Arthur Docters van Leeuwen (8 May 1945 – 14 August 2020) was a Dutch politician, jurist and civil servant. He was member of the liberal political party VVD. Between 1999 and 2007 he was chairman of the Netherlands Authority for the Financial Markets, an agency of the Dutch government, which supervises Dutch financial markets.

==Career==
Docters van Leeuwen was born in The Hague on 8 May 1945. After studying law (degree 1969) and various functions for the Dutch government, he became head of the Domestic Security Service, the Dutch secret service (currently the AIVD), in 1989. In 1995, he was succeeded by Nico Buis, after Docters van Leeuwen became a member and chairman of the Board of Procurators General in The Hague (a board which supervises Dutch public prosecutors).

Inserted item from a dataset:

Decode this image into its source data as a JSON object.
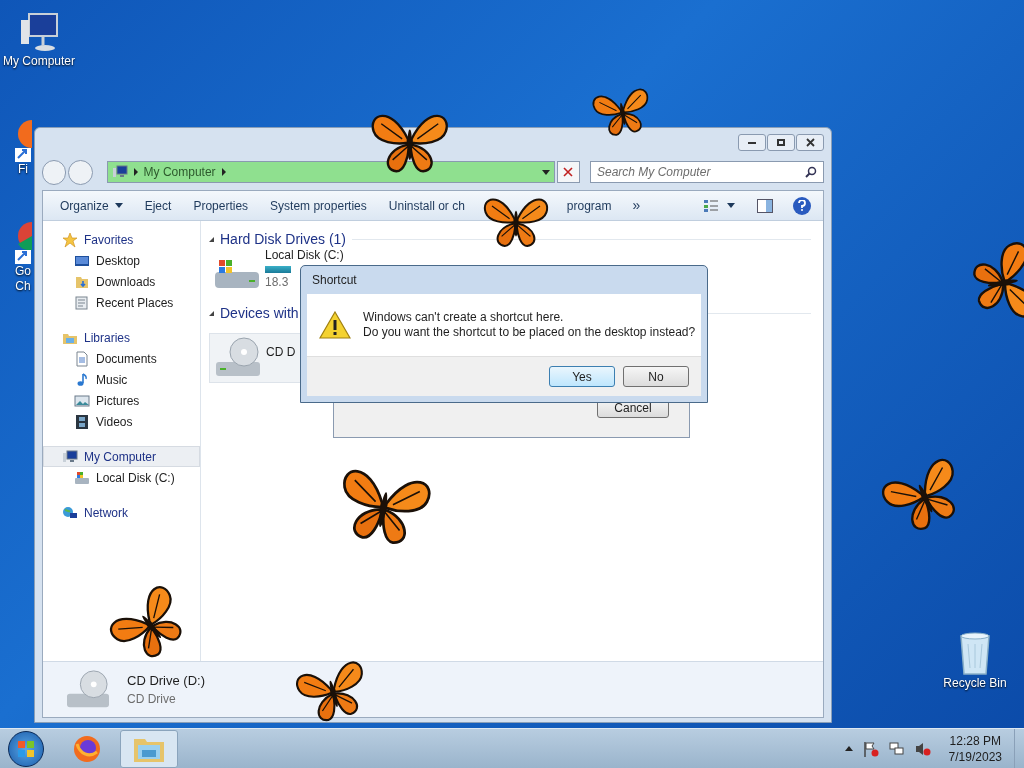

As a member of this board, Docters van Leeuwen came into conflict in 1998 with Justice minister Winnie Sorgdrager (D66). The question was about a conflict of interest of another member of the board, Dato Steenhuis, who was on the pay-roll of the company that looked into the workings of the public prosecution in the region of which Dato Steenhuis, as board member, was responsible. Docters van Leeuwen supported Steenhuis against Sorgdrager; the ensuing breach of confidence between the two resulted in Docters van Leeuwen being fired from the Board. Shortly thereafter, in September 1999, Docters van Leeuwen became chairman of the Netherlands Authority for the Financial Markets.

In June 2007 Docters van Leeuwen stepped down as chairman of the Netherlands Authority for the Financial Markets. After his retirement as a civil servant he became chairman of the Holland Financial Centre, research fellow at the Netherlands School for Public Administration and chairman of the advisory board of IRS, a company active in the field of security, investigations and integrity management.

==Political career==
Although at first a member of the social liberal D66, Docters van Leeuwen became a member of the VVD, for which he co-authored the new foundational program, the Liberal Manifest. In 2006, he was a candidate for the VVD for the Dutch general election. He removed himself from the list though, after he obtained a lower (#10) position on the list than Fred Teeven (#5). Fred Teeven was a public prosecutor in Amsterdam at that time. Docters van Leeuwen reasoned with his lower position than Teeven's on the candidacy list that "clearly the VVD chooses a direction that is not mine."

==Personal life==
Docters van Leeuwen suffered a heart attack at age 75.